Nesta perspectiva o desenvolvimento regional torna-se a mola propulsora do desenvolvimento nacional. Ele pode se dar através de ações integradas dos órgãos públicos presentes na região, considerando os três entes federados e os consórcios intermunicipais. A expansão das atividades econômicas existentes e a formação de novos empreendedores podem encontrar fortes estímulos nessas ações integradas e em parcerias com escolas e universidades presentes na região e que podem desenvolver estudos e projetos a partir dos recursos e potencialidades locais e regionais. O apoio às iniciativas privadas deve se estender aos empreendimentos vinculados à economia solidária e ao cooperativismo.

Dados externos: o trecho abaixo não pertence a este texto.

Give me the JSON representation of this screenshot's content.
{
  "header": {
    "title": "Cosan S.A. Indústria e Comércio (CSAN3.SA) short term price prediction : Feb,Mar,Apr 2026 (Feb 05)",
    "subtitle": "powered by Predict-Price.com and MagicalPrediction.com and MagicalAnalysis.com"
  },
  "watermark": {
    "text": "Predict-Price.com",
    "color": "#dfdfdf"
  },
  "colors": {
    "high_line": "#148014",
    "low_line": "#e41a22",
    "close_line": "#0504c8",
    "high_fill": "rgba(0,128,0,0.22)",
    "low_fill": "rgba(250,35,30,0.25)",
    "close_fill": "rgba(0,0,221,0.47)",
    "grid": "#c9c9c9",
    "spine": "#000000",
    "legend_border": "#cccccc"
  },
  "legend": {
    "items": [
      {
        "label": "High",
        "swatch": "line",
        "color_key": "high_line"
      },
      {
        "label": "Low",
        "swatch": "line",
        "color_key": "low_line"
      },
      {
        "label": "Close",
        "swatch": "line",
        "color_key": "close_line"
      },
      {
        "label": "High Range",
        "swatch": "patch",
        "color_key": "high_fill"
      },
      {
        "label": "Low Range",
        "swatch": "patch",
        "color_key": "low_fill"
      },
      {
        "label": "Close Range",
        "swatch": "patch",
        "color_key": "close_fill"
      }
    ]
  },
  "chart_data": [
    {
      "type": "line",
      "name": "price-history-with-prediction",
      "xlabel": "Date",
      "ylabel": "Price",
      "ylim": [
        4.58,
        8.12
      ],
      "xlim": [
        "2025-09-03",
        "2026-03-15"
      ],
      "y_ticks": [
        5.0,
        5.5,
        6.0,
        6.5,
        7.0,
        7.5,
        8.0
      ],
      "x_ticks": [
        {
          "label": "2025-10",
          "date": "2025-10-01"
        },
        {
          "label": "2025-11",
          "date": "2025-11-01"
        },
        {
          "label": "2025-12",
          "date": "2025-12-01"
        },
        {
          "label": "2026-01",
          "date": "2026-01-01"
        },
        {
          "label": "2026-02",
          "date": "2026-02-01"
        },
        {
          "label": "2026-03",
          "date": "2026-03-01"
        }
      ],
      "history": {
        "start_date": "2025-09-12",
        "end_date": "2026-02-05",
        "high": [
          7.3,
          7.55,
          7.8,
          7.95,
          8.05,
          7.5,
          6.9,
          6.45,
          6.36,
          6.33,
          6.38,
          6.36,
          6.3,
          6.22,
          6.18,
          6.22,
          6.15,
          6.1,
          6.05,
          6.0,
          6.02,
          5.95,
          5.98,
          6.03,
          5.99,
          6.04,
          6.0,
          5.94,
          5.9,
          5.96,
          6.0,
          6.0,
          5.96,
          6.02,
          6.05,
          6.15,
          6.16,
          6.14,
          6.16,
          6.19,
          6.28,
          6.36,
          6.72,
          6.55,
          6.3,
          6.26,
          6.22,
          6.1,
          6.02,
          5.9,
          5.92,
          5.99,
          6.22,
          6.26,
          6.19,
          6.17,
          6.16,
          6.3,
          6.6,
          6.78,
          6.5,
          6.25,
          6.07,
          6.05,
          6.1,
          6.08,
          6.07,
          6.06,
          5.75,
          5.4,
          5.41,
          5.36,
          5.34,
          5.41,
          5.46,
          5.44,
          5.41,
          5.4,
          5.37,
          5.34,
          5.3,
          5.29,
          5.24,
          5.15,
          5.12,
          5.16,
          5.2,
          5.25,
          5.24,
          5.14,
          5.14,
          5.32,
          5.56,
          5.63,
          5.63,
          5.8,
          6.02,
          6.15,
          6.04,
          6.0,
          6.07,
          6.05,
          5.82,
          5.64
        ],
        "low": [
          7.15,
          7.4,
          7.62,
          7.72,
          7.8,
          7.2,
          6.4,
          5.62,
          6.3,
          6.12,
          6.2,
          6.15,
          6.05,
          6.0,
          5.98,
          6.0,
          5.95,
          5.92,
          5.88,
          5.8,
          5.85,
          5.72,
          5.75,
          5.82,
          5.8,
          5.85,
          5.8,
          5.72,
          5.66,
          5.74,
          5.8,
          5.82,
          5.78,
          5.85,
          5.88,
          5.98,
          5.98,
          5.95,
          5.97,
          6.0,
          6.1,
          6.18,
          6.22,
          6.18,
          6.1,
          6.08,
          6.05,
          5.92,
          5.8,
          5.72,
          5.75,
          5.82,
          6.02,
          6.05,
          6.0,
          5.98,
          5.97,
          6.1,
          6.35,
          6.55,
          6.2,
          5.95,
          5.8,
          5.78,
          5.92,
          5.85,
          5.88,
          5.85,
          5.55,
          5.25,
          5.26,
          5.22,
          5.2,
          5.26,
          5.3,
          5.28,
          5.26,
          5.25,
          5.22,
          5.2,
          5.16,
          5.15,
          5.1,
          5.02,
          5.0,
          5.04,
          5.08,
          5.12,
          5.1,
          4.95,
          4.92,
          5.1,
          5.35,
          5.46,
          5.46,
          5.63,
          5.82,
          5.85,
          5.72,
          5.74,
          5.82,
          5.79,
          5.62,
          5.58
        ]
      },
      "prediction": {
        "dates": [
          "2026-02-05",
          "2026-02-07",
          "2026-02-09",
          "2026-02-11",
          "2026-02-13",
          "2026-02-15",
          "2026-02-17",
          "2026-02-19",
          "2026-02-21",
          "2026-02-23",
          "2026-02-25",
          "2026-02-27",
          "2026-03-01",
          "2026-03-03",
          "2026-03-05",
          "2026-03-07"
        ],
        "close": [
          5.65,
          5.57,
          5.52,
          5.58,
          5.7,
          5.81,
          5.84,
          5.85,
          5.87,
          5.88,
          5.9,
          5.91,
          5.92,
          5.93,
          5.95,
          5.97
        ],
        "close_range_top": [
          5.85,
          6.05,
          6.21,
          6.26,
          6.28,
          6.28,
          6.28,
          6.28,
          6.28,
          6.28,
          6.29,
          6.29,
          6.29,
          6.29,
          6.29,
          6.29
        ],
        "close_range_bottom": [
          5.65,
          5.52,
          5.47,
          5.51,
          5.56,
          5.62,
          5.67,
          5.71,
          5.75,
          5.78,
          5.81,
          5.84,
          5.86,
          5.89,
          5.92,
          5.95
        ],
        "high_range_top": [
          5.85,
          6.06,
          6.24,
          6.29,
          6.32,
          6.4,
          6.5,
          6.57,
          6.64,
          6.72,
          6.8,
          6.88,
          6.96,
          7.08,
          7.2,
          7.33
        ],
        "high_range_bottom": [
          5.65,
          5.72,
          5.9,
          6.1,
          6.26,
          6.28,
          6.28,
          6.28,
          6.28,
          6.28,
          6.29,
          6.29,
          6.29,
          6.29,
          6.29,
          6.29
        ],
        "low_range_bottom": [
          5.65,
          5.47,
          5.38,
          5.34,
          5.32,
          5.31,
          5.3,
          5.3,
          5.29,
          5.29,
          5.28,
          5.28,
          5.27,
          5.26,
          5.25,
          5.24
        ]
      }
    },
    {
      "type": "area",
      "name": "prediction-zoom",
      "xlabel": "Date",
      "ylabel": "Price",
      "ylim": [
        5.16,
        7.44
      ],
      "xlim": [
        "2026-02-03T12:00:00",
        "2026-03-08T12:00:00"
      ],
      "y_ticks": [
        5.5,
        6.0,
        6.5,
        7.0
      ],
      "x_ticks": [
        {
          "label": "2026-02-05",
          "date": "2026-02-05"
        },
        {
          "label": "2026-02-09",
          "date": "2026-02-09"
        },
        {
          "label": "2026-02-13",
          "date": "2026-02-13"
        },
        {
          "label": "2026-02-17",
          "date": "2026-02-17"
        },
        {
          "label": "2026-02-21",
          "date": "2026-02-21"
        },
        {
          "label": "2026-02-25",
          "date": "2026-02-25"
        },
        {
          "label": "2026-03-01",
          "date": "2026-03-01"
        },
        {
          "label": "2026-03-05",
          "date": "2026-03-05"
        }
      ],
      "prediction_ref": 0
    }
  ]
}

Uma atenção especial merecem as regiões metropolitanas. Não cabe aqui um aprofundamento dessa questão que é das mais urgentes. Alguns pontos fundamentais devem ser pautados: como estabelecer limites à especulação imobiliária e ação das empresas construtoras e assegurar os espaços públicos convivenciais, as áreas verdes, a preservação das nascentes, dos rios, o adequado escoamento das águas e, ao mesmo tempo, como guardá-las para os períodos das secas e das baixas nos reservatórios?

Como assegurar a mobilidade urbana, o transporte coletivo decente e disciplinar o uso do automóvel individual?

Como melhorar a vida dos pobres e trabalhadores nos bairros e comunidades mais distantes assegurando-lhes o acesso aos espaços e às políticas públicas essenciais ao bem viver?

O desenvolvimento regional vinculado à participação das pessoas e ao exercício da cidadania, além das suas notórias vantagens éticas, socioeconômicas e ambientais, possibilita o desenvolvimento das pessoas.

A participação na gestão pública, essencial ao processo de democratização e transparência, possibilita a expansão das consciências e dos corações, tornando as pessoas mais informadas, conscientes e politizadas. A democracia pressupõe pessoas que vivem os valores democráticos na sua vida pessoal, familiar, profissional, nas suas relações comunitárias.

O projeto nacional pressupõe, além das políticas públicas, do desenvolvimento econômico e social, da preservação das nossas riquezas naturais, da nossa biodiversidade; pressupõe, sobretudo, o desenvolvimento cultural, político, ético do nosso povo.

O bem maior de um país é o seu povo. Dele, do povo, emana todo poder. A Constituição, que isso assegura, deve ser posta em prática. Cabe ao povo decidir e construir os destinos do seu país.

A tarefa primeira que se coloca aos que queremos o Estado nacional brasileiro a serviço do nosso povo é derrotarmos e superarmos democraticamente o atual governo que se contrapõe a todos os desejos e compromissos que aqui apresentamos.

*Pronunciamento do deputado federal Patrus Ananias no Grande Expediente da Câmara dos Deputados, em 05.02.2020.